"Husák came and the normalization began. It started to be tighter, and what continues to this day had begun: We will give you food and you will give us peace. And it still lasts. And unfortunately, I think the clue, of what happened, is seen within the nation. I may have already said here that in 1938, when my father had to go to war, the first of all he had to go to some secret service. I always said to myself, later, that my father could have fallen at the front and I could be proud of my brave dad. But now it's all that careful and people are afraid."
"Then we came to the shaft with two hours of training. And I confess to you that there were times when I cried. Even though I've never been a sissy. If you could see what it looks like there, broken by handstands, anything is possible. Something is falling on you now, you can't see because of that lamp. That miner is pushing you like a dog. Unfortunately, I got to the most significant follower of Stakhanov in the Mír mine. He looked at us as if they were selling slaves, touching our muscles. I was very muscular, so they put me to his team. But I was a college student. The boys who were farmers, they said, we rest here, we work here for eight hours. We work hard at home twenty hours a day, and they still chase us. So, it was awful before I got used to it. "

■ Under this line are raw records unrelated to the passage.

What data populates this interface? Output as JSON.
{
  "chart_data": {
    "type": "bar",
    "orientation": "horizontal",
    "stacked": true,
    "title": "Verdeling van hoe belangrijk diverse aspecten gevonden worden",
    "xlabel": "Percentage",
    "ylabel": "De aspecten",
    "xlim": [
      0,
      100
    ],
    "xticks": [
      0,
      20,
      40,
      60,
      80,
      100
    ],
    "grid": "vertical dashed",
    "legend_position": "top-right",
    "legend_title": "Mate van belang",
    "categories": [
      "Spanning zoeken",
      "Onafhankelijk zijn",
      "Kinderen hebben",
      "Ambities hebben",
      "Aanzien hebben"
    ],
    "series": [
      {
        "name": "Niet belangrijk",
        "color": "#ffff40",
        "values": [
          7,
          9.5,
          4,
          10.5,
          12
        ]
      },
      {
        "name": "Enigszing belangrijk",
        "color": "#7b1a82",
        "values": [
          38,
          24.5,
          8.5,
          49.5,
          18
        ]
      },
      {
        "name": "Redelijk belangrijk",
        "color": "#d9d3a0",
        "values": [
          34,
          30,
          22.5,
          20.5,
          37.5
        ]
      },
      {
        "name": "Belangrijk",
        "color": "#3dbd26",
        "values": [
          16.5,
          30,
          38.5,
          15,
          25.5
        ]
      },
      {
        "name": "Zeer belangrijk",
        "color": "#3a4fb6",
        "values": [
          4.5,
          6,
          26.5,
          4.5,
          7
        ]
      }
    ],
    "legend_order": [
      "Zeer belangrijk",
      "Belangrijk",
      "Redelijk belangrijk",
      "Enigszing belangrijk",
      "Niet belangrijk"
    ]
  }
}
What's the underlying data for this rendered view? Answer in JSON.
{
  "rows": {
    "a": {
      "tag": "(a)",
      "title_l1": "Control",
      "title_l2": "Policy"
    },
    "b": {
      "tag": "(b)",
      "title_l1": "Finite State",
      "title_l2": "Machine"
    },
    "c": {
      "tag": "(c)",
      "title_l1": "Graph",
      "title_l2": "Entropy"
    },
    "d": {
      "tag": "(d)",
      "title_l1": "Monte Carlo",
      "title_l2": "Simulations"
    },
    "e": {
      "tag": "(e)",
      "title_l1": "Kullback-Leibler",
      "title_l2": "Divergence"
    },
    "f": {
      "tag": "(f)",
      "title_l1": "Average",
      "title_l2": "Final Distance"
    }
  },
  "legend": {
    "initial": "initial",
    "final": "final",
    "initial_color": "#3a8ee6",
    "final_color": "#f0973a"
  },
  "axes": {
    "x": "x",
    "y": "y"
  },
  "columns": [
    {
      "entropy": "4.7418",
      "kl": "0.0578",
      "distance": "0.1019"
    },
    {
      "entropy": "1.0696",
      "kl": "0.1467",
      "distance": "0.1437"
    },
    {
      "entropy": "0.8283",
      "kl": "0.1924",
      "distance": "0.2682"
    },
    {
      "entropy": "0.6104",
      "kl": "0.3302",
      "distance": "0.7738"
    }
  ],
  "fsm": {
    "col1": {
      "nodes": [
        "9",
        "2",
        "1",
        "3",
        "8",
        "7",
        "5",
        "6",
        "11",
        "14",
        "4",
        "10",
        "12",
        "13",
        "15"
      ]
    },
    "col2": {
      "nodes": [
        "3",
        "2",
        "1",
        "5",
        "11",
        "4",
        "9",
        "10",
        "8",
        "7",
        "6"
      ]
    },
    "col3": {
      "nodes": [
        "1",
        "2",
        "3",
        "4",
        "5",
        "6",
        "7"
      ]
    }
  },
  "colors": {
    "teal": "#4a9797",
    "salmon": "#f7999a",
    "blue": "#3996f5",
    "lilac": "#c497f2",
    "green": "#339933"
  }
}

"When they were wailing that there would be a raid and you went to the cellar at home, how long were you in that cellar?" - "Three, four hours. I know I was shaking, I was fourteen, I was shaking like that with fear, because it was banging quite close. If you take the Šternekovka, and take the court, behind Malše, the bombing was there too, which is close, and you take Lannovka, the bombing was also there. So, the shots were terrible, and the whistling of those bombs before it hit was awful." "Have you ever gone to look at those broken houses?" - "I was, of course." - "If you were to describe how did that affect you?” - “Awful, awful. A demolished house, for a man who is settled in his home and now he sees those people who have lost everything. What now? Some were wounded, some were dead. You know, we rejoiced at the Gestapo explicitly, openly."
Václav Šulista was born on February 9, 1930 in České Budějovice, where his parents ran a well-known textile shop. He graduated from the J. V. Jirsík Grammar School in Budějovice and in 1949 he began studying his dream field - pharmacy at Charles University in Prague. After four successfully completed semesters, the witness received a notice of cancellation of the postponement of the start of military service and had to enlist in the Auxiliary Technical Battalions to the Karviná mines. He served here for twenty-nine months. After the war, he managed to study pharmacy at the J. E. Purkyně University in Brno and worked as a pharmacist all his life. In 1990 he joined the Union of Auxiliary Technical Battalions. In 2020, Václav Šulista lived with his wife Božena in Drahotěšice, South Bohemia. He passed away on December, the 24th, 2022.